In a Westminster style parliamentary system, such as has existed in Israel since its establishment, there is no immunity from arrest or indictment on criminal grounds. Parliamentary immunity, or privilege as it’s sometimes referred to, is limited to the express purpose of ensuring the right and ability of members of the House to speak freely during parliamentary proceedings, without fear of facing legal actions regarding libel and slander, contempt of court or breaching the Official Secrets Act. It also protects members from arrest, or any attempt by the police, or any other agency of the executive branch, to curtail their ability to fulfill their parliamentary duties, and to ensure they cannot be pressured, coerced or in any way prevented from carrying out any legitimate political activity.
Parliamentary privilege exists for one purpose only, to protect MPs from attempts by the executive branch to prevent them from carrying out their solemn duty to ensure the ability of the legislature to oversee, check and balance the executive branch is not in any way impinged.
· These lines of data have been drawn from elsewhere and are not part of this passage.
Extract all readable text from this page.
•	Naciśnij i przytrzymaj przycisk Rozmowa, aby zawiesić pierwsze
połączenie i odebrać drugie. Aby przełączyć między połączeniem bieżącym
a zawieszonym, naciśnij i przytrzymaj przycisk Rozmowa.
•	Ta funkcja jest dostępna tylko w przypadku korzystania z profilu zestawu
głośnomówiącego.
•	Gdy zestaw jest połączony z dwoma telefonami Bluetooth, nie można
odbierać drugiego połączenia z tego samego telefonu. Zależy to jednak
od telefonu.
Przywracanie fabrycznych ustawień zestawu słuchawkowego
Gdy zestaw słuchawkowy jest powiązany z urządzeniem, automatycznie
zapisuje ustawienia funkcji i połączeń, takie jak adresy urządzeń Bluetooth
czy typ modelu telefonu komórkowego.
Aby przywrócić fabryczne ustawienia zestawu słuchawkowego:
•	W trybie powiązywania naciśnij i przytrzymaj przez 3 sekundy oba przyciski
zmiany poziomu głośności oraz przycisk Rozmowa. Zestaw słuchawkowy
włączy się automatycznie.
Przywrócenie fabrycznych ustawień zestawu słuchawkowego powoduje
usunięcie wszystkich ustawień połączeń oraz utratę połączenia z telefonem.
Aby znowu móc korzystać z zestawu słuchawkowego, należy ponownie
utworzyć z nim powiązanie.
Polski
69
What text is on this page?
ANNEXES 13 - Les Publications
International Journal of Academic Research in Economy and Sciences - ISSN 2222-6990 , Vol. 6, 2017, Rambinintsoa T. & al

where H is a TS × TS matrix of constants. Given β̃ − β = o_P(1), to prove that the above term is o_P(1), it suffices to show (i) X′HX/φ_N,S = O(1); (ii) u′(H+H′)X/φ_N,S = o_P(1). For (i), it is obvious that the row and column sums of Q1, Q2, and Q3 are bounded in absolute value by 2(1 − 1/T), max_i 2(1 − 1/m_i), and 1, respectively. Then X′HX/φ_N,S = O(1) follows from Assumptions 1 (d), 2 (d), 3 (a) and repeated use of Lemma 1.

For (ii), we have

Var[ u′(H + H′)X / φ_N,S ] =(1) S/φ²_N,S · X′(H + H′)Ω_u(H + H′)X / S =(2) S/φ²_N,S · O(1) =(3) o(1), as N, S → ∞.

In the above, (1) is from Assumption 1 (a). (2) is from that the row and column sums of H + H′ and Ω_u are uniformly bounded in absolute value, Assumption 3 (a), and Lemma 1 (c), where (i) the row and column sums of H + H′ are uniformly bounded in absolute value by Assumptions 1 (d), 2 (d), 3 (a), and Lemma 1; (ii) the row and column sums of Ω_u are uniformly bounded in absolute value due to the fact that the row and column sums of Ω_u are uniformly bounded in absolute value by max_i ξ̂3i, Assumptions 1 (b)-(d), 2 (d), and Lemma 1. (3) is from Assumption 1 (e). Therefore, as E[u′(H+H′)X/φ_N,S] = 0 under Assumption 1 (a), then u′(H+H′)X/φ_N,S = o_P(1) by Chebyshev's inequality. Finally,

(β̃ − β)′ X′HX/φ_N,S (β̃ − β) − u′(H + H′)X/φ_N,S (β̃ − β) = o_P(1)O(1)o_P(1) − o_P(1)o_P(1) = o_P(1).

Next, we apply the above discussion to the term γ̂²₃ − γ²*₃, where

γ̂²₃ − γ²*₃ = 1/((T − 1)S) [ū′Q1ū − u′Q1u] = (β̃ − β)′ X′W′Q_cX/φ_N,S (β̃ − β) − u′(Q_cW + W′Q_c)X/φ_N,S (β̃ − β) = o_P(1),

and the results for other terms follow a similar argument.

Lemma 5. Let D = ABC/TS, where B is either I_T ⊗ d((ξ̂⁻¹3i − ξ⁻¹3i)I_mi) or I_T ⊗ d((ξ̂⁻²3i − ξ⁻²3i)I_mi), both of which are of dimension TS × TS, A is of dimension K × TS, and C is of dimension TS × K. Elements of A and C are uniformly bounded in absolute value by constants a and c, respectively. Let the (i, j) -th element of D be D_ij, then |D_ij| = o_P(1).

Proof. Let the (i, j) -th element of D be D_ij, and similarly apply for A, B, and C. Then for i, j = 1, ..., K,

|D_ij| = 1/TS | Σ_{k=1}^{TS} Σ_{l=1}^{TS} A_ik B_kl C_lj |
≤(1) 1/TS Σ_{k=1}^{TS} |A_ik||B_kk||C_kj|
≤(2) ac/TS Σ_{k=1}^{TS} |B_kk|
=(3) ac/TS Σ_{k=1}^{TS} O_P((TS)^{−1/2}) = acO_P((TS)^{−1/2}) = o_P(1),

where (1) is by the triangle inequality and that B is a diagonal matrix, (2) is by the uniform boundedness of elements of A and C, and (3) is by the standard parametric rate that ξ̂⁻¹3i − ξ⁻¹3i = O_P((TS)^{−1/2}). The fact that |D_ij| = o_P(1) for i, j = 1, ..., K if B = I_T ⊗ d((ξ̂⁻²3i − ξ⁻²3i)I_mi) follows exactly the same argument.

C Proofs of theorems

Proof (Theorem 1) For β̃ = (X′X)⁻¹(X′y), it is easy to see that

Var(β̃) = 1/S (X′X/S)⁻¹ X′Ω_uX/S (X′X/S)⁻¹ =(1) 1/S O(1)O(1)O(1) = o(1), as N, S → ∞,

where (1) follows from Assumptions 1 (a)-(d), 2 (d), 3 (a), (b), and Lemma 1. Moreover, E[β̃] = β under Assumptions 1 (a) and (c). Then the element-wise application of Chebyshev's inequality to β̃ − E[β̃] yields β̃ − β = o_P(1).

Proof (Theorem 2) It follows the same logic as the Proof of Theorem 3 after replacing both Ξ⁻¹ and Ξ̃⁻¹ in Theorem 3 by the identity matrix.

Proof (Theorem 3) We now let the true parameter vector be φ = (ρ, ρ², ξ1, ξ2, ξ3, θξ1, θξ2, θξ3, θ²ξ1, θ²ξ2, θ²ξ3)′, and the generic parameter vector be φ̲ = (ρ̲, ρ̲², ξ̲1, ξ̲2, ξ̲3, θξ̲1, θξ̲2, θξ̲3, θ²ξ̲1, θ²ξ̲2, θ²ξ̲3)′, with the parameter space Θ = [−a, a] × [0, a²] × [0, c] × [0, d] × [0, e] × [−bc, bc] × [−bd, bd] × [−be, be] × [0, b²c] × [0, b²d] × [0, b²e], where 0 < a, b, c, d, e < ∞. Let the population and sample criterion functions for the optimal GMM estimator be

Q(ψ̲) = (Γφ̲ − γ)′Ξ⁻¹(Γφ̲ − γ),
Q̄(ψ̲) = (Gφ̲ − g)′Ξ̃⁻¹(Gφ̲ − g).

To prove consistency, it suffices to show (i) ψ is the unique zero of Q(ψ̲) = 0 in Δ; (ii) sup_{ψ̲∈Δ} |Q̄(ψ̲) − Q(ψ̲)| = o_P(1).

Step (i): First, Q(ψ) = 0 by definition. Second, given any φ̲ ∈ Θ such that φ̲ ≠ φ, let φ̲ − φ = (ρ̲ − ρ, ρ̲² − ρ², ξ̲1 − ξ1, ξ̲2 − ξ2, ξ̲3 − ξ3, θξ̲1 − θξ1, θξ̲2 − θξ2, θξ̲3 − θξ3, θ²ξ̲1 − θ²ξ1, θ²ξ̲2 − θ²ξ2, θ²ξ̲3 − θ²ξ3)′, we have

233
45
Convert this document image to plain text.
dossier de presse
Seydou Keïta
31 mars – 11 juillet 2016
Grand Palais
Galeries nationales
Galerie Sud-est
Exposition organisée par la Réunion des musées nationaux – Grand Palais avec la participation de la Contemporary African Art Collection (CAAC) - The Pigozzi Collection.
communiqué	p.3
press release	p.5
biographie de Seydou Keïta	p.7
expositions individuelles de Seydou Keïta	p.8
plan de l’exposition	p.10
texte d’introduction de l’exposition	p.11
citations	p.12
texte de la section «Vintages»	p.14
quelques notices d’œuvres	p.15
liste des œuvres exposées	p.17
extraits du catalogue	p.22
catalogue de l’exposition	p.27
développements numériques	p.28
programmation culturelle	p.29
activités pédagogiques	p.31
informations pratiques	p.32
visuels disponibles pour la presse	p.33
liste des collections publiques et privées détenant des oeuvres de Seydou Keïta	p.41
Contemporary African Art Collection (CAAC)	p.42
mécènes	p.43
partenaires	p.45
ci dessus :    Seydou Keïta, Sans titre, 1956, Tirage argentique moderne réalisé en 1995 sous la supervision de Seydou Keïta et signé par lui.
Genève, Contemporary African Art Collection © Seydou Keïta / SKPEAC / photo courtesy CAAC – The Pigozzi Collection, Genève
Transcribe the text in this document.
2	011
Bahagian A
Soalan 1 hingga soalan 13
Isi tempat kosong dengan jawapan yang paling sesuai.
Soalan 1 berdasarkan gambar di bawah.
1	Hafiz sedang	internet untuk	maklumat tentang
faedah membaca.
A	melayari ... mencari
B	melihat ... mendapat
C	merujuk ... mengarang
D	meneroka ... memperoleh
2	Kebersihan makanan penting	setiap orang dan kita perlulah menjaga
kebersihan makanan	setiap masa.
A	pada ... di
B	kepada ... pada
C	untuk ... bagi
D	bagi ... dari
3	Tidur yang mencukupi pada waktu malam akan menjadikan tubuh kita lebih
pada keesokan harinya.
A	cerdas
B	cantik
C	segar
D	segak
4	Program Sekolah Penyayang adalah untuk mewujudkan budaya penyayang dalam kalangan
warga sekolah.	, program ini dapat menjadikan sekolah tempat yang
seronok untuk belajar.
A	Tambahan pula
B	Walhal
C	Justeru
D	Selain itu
The last thing parliamentary privilege was ever intended for is to provide any member of the executive branch, let alone its head, with the means to give themselves a get out of jail card.
When our lawmakers saw fit to pass a law that includes clauses that are not only a complete violation of parliamentary democracy, but actively debauch and corrupt it, they inserted a constitutional time bomb into the bedrock of our parliamentary democracy. So far, it has never been in danger of actually going off, since no Prime Minister until Netanyahu has attempted to remain in office after being indicted.
Democracy cannot exist solely on the letter of the law. It requires recognition and respect for both the letter and the spirit of the law, which includes the unwritten rules, norms and mores that are an inalienable part of democracy, and vital to its functionality.
The judiciary should be democracy’s last line of defense, engaged only after all the political defenses have failed. For this reason, the Supreme Court was correct in not deciding at this time whether Netanyahu can or cannot be eligible for a mandate to form a new government, since the political system has not yet exhausted its options.
The voters may realize that if they persist in voting in a way that, as Lincoln so aptly put it, keeps Israel a house divided against itself, it will not long stand. If they don’t, it will be up to either the Prime Minister himself, or the Knesset members to put country before party and self.
Only if neither of these possibilities come to pass, and the time bomb continues ticking, can and should the Supreme Court decide for them. What is at stake is no less than the future of Israeli democracy. Allowing Netanyahu, or for that matter any future Prime Minister to pervert parliamentary immunity into executive impunity would irredeemably debauch and ultimately subvert our democracy. This could put us on a path that leads towards Israeli democracy being replaced by a quasi-theocratic dictatorship. Given the current high levels of polarization of Israeli society, and our unfortunate historical precedents, such a scenario could end in civil war.